Photocatalytic degradation of emerging contaminants in municipal wastewater treatment plant effluents using immobilized TiO2 in a solar pilot plant

Abstract: This article reports on degradation using TiO2 immobilized on glass spheres of 15 emerging contaminants (ECs) at low concentrations in simulated and real Municipal Wastewater Treatment Plant (MWTP) effluents. A sol containing titanium isopropoxide, commercial P25 and polyethylene glycol (PEG) was prepared, and a layer of the photoactive precursor was immobilized on glass spheres by dip-coating. The raw materials and the xerogels were characterized by N2 adsorption/desorption, XRD and TGA-DTA. The xerogel showed the TiO2 anatase, rutile and brookite crystal phases characteristic of the reference materials. The diffraction pattern showed no modification of the crystal size from incorporation of the PEG. Two different TiO2 anatase crystal sizes were identified, which was attributed to the different TiO2 precursors used in the synthesis route. Degradation of the emerging contaminants (acetaminophen, antipyrine, atrazine, carbamazepine, diclofenac, flumequine, hydroxybiphenyl, ibuprofen, isoproturon, ketorolac, ofloxacin, progesterone, sulfamethoxazole and triclosan), at an initial concentration of 100 μg L−1 each was determined by ultra-performance liquid chromatography (UPLC-UV) and mineralization was monitored by measuring the dissolved organic carbon (DOC).

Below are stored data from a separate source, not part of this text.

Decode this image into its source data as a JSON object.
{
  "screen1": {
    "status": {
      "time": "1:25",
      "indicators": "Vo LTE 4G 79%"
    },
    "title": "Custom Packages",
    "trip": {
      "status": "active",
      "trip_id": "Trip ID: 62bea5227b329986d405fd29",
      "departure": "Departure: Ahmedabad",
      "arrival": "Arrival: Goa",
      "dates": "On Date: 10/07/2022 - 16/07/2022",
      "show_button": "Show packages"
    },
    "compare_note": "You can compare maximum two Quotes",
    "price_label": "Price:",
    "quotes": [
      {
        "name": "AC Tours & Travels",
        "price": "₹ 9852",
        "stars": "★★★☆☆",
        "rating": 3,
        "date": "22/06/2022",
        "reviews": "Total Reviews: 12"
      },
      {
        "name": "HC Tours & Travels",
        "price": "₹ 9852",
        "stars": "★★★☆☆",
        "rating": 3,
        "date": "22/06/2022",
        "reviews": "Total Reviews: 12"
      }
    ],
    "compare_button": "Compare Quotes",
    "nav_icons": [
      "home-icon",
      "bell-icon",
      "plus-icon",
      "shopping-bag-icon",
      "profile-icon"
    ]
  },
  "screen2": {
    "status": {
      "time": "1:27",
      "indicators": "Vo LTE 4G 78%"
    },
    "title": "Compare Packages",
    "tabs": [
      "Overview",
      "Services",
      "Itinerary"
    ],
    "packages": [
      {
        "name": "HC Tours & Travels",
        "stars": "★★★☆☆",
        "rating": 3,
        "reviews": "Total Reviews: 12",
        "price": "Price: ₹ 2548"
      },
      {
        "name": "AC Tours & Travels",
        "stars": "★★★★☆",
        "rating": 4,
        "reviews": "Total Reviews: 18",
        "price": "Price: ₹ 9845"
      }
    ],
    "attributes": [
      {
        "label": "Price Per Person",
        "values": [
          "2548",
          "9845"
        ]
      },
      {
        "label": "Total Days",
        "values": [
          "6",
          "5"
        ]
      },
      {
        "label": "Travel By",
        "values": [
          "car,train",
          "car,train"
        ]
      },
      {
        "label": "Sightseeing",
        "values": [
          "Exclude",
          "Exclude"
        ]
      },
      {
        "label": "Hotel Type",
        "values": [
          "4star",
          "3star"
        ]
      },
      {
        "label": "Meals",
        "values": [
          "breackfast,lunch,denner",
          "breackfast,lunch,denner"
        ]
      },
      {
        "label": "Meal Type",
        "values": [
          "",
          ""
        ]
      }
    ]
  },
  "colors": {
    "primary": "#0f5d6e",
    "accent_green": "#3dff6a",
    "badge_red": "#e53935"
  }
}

The experiments were performed in a pilot compound parabolic collector (CPC) solar plant at the Plataforma Solar of Almeria (Spain). 85% of the compounds were degraded within 120 min of illumination time depending on the water. The results show the potential application of this technology as a good alternative to suspension systems for the treatment of polluted water.